Sementara itu, jumlah orang usia kerja di China telah turun selama dekade terakhir dan populasi hampir tidak tumbuh, menambah ketegangan dalam masyarakat yang menua. Sensus pemerintah sekali dalam satu dekade menemukan bahwa populasi meningkat menjadi 1,411 miliar orang tahun lalu, naik 72 juta dari 2010.

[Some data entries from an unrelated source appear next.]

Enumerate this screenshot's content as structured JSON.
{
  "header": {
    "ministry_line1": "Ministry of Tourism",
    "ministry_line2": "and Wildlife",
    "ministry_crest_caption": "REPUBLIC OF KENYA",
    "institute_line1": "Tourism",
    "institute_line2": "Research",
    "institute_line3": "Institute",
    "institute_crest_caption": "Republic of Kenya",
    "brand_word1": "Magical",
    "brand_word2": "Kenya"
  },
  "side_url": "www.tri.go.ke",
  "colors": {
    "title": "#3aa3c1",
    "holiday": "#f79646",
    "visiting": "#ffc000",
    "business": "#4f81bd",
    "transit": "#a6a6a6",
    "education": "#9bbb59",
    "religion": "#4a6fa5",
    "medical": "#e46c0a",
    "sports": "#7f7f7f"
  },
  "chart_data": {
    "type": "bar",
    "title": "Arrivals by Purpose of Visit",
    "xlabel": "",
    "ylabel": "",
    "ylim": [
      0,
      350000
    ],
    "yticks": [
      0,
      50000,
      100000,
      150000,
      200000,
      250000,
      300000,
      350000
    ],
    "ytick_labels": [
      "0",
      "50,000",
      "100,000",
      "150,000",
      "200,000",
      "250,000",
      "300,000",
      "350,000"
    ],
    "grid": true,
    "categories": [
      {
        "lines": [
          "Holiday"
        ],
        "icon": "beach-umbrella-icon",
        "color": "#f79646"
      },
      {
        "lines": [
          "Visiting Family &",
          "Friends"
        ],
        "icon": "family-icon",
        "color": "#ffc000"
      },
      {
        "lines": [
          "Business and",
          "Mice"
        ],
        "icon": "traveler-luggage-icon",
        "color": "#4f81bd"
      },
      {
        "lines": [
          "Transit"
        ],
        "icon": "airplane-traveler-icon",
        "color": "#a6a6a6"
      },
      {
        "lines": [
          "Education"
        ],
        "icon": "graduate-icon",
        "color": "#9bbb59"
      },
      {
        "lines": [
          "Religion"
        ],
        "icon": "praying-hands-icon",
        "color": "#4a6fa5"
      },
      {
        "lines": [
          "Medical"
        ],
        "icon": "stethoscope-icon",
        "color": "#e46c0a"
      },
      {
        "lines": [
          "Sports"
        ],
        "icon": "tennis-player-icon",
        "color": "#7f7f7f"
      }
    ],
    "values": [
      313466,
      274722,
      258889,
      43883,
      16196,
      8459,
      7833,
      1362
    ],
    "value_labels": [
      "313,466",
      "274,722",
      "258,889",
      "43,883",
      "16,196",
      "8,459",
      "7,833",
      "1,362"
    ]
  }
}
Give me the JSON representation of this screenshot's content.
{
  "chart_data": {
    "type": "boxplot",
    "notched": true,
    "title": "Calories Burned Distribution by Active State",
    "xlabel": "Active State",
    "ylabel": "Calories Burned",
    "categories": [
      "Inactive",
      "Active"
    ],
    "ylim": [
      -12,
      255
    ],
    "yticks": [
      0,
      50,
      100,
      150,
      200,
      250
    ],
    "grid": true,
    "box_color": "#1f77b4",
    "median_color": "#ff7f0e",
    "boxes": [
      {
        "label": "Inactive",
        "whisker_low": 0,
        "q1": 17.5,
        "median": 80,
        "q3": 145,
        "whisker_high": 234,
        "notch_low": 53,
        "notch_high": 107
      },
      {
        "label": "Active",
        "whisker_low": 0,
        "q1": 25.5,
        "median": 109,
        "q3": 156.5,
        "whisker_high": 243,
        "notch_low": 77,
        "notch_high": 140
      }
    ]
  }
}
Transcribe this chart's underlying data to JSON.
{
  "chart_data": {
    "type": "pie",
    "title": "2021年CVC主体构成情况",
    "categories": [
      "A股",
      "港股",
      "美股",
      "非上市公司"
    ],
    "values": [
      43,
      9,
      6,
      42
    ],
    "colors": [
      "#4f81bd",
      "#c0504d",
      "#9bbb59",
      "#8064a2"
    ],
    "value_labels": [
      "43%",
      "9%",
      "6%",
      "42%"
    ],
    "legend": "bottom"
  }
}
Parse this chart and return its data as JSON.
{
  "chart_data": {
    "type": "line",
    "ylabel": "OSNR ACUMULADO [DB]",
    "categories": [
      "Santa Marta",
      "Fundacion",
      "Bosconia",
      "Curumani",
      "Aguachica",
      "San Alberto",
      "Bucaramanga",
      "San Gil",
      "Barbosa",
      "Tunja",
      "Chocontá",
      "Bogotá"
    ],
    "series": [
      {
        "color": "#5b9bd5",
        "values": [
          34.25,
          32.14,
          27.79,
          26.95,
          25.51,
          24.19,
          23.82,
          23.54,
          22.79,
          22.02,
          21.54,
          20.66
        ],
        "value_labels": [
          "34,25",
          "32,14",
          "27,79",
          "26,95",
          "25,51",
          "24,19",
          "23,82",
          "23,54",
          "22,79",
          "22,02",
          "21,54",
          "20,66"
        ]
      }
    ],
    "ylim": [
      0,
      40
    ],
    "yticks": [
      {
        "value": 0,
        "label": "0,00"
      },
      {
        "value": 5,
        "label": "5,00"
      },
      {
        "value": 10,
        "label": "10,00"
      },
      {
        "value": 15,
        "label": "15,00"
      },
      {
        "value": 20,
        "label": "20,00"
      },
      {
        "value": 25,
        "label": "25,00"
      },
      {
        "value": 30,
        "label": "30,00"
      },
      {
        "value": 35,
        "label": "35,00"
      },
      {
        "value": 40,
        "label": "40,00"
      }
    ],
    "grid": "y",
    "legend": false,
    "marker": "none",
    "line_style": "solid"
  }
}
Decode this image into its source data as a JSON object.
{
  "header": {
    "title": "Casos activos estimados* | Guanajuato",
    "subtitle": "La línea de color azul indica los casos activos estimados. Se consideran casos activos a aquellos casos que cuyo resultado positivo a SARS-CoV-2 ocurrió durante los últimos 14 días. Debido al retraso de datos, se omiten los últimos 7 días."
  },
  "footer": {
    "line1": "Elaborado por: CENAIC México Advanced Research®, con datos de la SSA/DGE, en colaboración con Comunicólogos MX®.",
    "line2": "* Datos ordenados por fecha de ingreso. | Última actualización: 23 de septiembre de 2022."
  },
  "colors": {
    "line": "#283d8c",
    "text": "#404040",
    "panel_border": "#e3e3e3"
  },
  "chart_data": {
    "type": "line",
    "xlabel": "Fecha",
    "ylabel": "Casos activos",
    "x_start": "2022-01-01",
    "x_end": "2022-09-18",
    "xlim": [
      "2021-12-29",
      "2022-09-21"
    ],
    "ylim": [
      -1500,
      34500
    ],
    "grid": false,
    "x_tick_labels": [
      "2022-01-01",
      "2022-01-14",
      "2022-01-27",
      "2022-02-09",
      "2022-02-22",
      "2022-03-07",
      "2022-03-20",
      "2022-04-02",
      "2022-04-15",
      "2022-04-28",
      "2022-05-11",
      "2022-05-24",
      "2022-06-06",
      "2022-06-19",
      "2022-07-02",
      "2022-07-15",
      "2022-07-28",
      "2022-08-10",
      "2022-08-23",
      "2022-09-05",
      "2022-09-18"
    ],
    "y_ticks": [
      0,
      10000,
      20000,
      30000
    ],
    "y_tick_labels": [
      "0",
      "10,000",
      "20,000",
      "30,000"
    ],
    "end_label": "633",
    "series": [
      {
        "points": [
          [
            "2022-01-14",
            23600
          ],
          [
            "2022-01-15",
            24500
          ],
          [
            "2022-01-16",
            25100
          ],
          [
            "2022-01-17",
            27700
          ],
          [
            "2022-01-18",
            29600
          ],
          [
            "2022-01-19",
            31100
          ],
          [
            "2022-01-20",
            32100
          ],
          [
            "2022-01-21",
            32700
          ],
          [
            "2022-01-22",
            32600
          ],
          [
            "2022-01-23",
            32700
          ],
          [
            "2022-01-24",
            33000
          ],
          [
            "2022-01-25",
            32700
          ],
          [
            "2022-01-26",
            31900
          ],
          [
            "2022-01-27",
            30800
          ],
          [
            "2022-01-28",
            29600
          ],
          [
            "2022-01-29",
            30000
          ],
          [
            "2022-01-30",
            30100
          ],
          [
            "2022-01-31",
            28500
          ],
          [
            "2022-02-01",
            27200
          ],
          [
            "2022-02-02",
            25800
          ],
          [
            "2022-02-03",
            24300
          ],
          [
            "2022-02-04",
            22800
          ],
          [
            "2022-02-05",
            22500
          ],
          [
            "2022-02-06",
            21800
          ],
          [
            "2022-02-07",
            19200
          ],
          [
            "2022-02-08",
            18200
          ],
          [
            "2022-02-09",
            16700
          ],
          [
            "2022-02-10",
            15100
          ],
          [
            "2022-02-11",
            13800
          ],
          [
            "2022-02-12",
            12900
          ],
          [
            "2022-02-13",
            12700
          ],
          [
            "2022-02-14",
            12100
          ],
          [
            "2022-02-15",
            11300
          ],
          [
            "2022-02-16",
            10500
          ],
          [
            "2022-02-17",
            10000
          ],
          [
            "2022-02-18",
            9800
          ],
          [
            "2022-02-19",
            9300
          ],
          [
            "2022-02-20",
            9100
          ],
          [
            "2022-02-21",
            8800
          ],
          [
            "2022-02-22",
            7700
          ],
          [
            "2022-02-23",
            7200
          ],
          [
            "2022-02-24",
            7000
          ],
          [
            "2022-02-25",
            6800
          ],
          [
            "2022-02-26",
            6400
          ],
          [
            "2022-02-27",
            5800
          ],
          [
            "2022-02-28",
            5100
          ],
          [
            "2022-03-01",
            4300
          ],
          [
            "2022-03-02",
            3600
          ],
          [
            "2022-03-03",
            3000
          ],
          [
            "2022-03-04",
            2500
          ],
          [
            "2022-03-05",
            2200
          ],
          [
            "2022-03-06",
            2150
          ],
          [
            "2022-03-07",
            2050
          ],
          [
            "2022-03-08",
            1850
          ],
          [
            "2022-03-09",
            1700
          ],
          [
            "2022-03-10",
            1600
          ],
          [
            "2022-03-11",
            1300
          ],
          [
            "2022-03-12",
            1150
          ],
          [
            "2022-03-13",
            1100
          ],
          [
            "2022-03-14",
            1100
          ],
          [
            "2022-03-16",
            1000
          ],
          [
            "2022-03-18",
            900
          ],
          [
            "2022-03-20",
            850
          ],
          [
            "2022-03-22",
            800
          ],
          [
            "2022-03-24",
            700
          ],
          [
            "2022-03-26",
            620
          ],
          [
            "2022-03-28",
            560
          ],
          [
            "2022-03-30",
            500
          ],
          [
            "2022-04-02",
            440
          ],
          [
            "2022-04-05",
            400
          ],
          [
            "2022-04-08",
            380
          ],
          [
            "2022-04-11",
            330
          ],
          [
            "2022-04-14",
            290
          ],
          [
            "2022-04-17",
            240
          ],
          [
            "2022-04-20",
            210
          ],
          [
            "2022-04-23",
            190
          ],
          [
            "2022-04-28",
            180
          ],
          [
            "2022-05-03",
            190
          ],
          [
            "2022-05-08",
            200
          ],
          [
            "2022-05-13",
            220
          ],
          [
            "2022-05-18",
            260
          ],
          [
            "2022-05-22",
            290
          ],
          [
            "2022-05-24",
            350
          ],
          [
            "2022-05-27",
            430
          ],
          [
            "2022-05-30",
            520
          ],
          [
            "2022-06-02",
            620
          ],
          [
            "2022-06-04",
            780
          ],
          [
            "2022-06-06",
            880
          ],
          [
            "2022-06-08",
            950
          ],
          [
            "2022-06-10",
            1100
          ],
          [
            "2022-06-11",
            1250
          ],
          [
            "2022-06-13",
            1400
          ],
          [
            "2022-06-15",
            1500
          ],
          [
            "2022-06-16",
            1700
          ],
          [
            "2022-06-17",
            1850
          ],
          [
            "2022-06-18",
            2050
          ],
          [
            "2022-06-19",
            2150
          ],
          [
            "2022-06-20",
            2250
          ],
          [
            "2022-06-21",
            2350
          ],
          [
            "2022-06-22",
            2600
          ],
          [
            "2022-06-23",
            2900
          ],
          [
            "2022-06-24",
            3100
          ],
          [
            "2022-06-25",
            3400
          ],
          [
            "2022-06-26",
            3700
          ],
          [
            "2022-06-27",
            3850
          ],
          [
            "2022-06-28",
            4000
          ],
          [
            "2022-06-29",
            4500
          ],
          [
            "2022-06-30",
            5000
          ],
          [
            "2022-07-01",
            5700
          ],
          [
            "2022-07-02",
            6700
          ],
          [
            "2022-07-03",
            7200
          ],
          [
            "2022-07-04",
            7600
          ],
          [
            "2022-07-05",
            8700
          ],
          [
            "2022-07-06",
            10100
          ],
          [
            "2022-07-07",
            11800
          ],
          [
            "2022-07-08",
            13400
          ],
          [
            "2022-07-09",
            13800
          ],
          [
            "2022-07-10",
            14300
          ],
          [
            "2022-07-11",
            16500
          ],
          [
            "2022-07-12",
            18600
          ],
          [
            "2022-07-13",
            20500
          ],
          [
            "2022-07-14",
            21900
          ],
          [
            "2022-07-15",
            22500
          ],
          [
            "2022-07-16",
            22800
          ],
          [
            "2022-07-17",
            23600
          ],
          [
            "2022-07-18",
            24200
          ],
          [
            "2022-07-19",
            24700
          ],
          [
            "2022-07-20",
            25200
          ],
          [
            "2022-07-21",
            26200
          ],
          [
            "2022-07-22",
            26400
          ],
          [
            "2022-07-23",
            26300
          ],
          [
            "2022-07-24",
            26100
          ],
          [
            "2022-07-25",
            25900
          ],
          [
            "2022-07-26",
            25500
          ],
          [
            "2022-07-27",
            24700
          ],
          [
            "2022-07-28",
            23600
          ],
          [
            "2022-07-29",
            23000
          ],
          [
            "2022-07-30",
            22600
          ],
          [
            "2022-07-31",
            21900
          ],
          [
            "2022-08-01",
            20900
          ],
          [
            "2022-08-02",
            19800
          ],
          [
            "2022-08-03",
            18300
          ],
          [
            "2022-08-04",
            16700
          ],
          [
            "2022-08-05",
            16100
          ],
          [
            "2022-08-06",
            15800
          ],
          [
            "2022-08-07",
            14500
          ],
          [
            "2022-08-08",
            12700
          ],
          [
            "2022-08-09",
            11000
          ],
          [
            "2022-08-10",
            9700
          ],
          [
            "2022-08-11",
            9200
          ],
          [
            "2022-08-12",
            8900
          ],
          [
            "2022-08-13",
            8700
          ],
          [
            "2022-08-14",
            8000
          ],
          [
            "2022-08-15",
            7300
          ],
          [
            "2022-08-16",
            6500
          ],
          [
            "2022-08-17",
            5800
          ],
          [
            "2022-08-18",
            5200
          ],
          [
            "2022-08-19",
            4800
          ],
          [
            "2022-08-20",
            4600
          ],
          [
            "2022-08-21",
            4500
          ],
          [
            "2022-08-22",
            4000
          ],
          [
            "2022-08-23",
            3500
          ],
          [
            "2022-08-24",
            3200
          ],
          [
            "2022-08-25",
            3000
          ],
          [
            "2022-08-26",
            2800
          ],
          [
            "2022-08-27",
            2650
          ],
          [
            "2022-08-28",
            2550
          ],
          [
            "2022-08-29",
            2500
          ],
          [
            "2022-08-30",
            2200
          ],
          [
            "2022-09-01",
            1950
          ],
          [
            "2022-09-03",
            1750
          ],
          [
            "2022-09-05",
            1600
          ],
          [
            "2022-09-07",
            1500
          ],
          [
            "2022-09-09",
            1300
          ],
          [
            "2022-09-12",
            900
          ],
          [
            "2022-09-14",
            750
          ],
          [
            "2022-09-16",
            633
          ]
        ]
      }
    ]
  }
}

Statistik menunjukkan 12 juta bayi lahir tahun lalu, yang akan turun 18 persen dari 2019 dengan 14,6 juta. Penduduk China di atas 60 tahun yang berjumlah 264 juta, menyumbang 18,7 persen dari total populasi negara itu pada 2020, 5,44 poin persentase lebih tinggi dari 2010.  Pada saat yang sama, populasi usia kerja turun menjadi 63,3 persen dari total dari 70,1 persen per tahun, selama sepuluh tahun.

Pergeseran ke aturan dua anak menyebabkan lonjakan sementara dalam jumlah kelahiran tetapi efeknya segera mereda. Jumlah kelahiran terus turun karena banyak perempuan memutuskan untuk tidak memulai keluarga.

Jepang, Jerman, dan beberapa negara kaya lainnya menghadapi tantangan yang sama dengan memiliki lebih sedikit pekerja untuk mendukung populasi yang menua. Namun, mereka dapat memanfaatkan investasi di pabrik, teknologi, dan aset asing, sementara China adalah negara berpenghasilan menengah dengan pertanian dan manufaktur padat karya.